Thursday, June 4, 2009

June 1 st week - Thursday Blog

I wanted to check out club La Cave yesterday, since Rob said it was good Wednesday nights. I called Rob but I think he was busy. Anyways I had to go to work today so I it probably worked out.

I brought in donuts today at my work. My boss has been telling me to bring them for a while. I finally brought them.

My self-improvement is very slow. There are many areas that I need to work on. I am slowly trying to react with anger to everything. Also slowing down my speech, I try to remember to do it about once a day. Actually that area I still revert back to my old ways very quickly.
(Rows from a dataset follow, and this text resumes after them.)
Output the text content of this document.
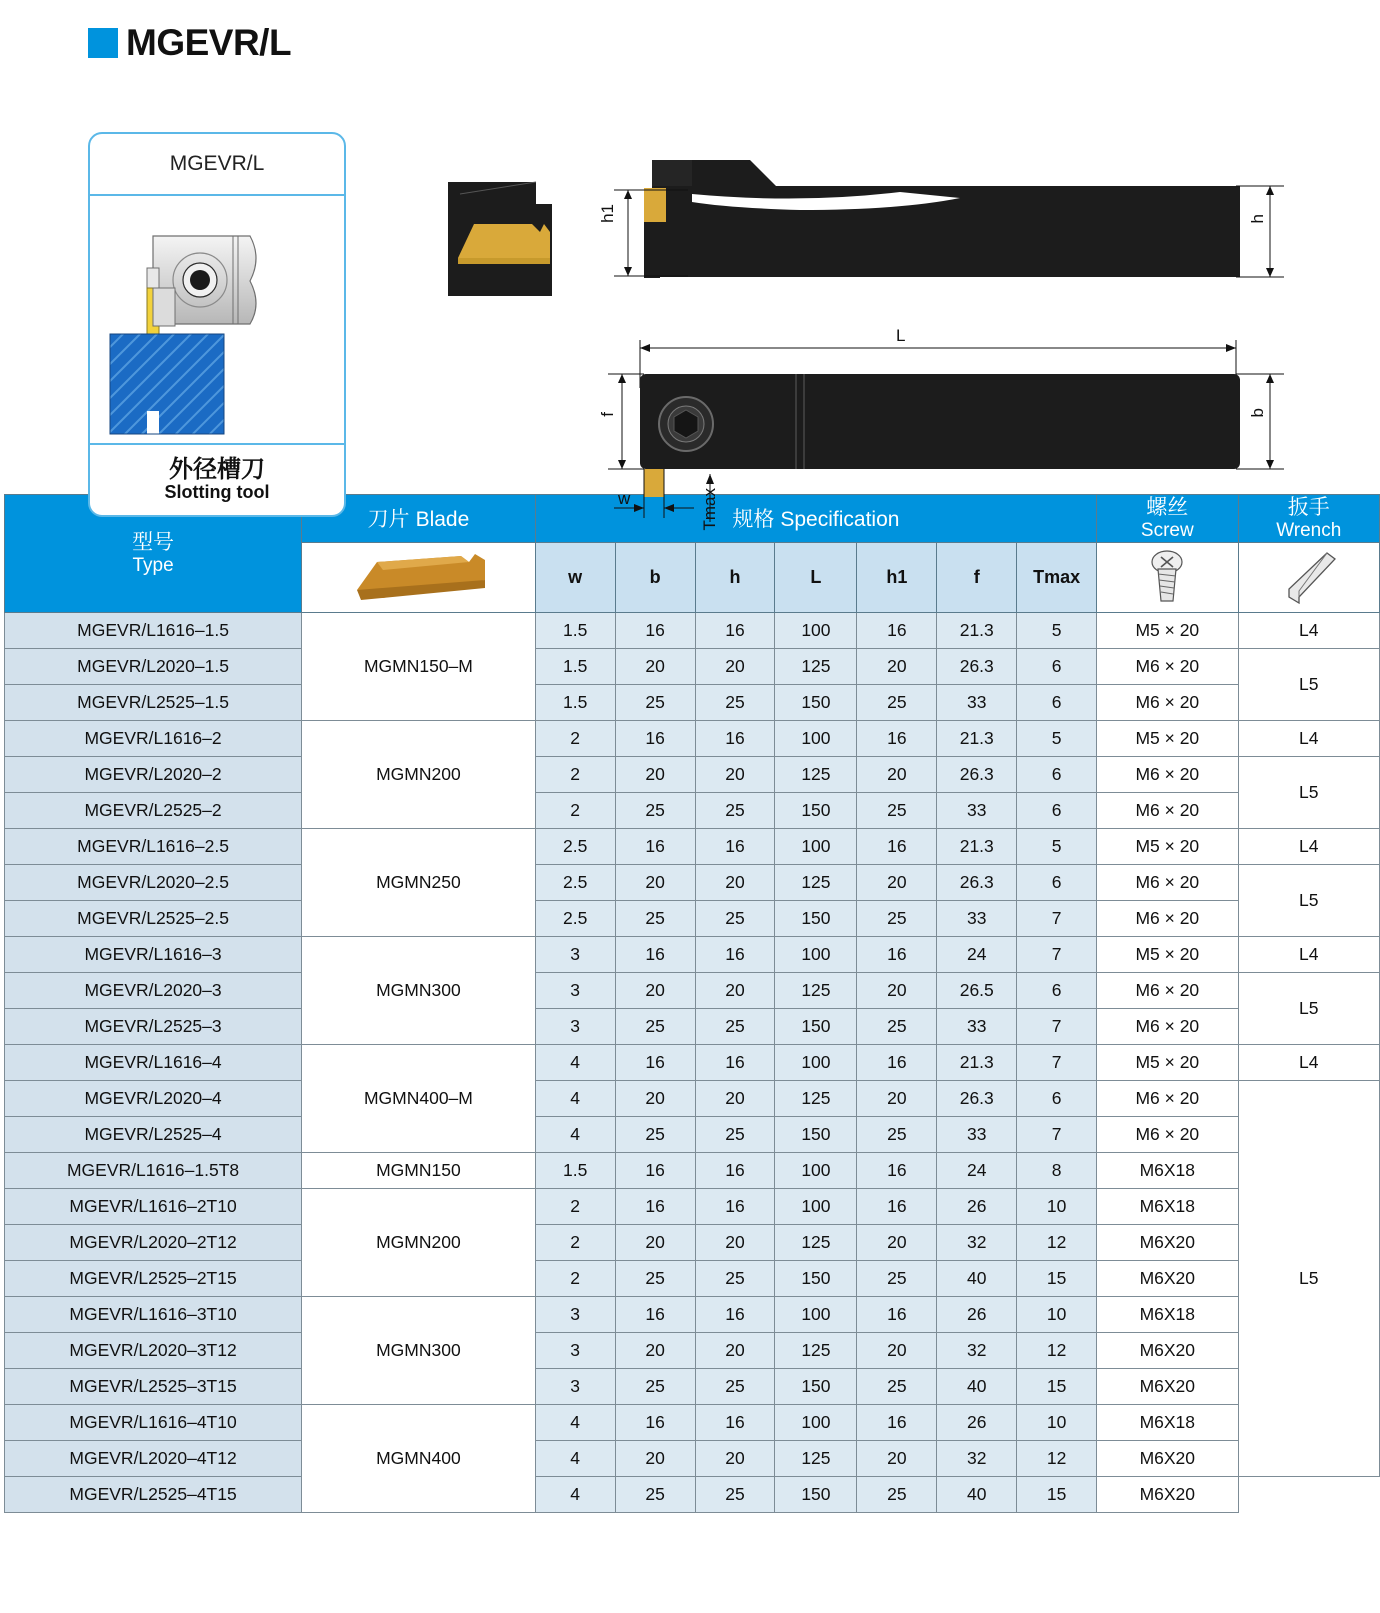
MGEVR/L
MGEVR/L
外径槽刀
Slotting tool
h1	h
L
f	b
w	Tmax
型号
Type	刀片 Blade	规格 Specification							螺丝
Screw	扳手
Wrench

	w	b	h	L	h1	f	Tmax	

MGEVR/L1616–1.5	MGMN150–M	1.5	16	16	100	16	21.3	5	M5 × 20	L4
MGEVR/L2020–1.5		1.5	20	20	125	20	26.3	6	M6 × 20	L5
MGEVR/L2525–1.5		1.5	25	25	150	25	33	6	M6 × 20	
MGEVR/L1616–2	MGMN200	2	16	16	100	16	21.3	5	M5 × 20	L4
MGEVR/L2020–2		2	20	20	125	20	26.3	6	M6 × 20	L5
MGEVR/L2525–2		2	25	25	150	25	33	6	M6 × 20	
MGEVR/L1616–2.5	MGMN250	2.5	16	16	100	16	21.3	5	M5 × 20	L4
MGEVR/L2020–2.5		2.5	20	20	125	20	26.3	6	M6 × 20	L5
MGEVR/L2525–2.5		2.5	25	25	150	25	33	7	M6 × 20	
MGEVR/L1616–3	MGMN300	3	16	16	100	16	24	7	M5 × 20	L4
MGEVR/L2020–3		3	20	20	125	20	26.5	6	M6 × 20	L5
MGEVR/L2525–3		3	25	25	150	25	33	7	M6 × 20	
MGEVR/L1616–4	MGMN400–M	4	16	16	100	16	21.3	7	M5 × 20	L4
MGEVR/L2020–4		4	20	20	125	20	26.3	6	M6 × 20	L5
MGEVR/L2525–4		4	25	25	150	25	33	7	M6 × 20	
MGEVR/L1616–1.5T8	MGMN150	1.5	16	16	100	16	24	8	M6X18	
MGEVR/L1616–2T10	MGMN200	2	16	16	100	16	26	10	M6X18	
MGEVR/L2020–2T12		2	20	20	125	20	32	12	M6X20	
MGEVR/L2525–2T15		2	25	25	150	25	40	15	M6X20	
MGEVR/L1616–3T10	MGMN300	3	16	16	100	16	26	10	M6X18	
MGEVR/L2020–3T12		3	20	20	125	20	32	12	M6X20	
MGEVR/L2525–3T15		3	25	25	150	25	40	15	M6X20	
MGEVR/L1616–4T10	MGMN400	4	16	16	100	16	26	10	M6X18	
MGEVR/L2020–4T12		4	20	20	125	20	32	12	M6X20	
MGEVR/L2525–4T15		4	25	25	150	25	40	15	M6X20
All these years I am used to talking fast to keep the other person's attention, it's going to take a while to fix this.

I thought about the way I act with other people. I expect people to be nice to me, but when I think about I probably don't come off so nice myself to others. I have a double standard to a certain extent. I just expect people to be nice, but I don't really care to be that nice. I mean I don't mind giving it, but cannot take it myself many times.

I am thinking about what else to write. I am still frustrated with my situation. But I haven't really been doing anything actively. I have however been more aware of interactions with people. I hope to start doing this mission soon; I am still a little scared. But reactions I got when I tried it last week with the instructors were good. So it does motivate me to try it out. My contest mentality is not helping right now. With no one doing the missions, I don't feel like doing them or I have no one else to look up to get motivated. I need more self motivation to go out there myself and have good interactions. I am not there yet. Maybe I should give Rebellious a call and do missions with him, since Rob is tied and busy with his new girl friend.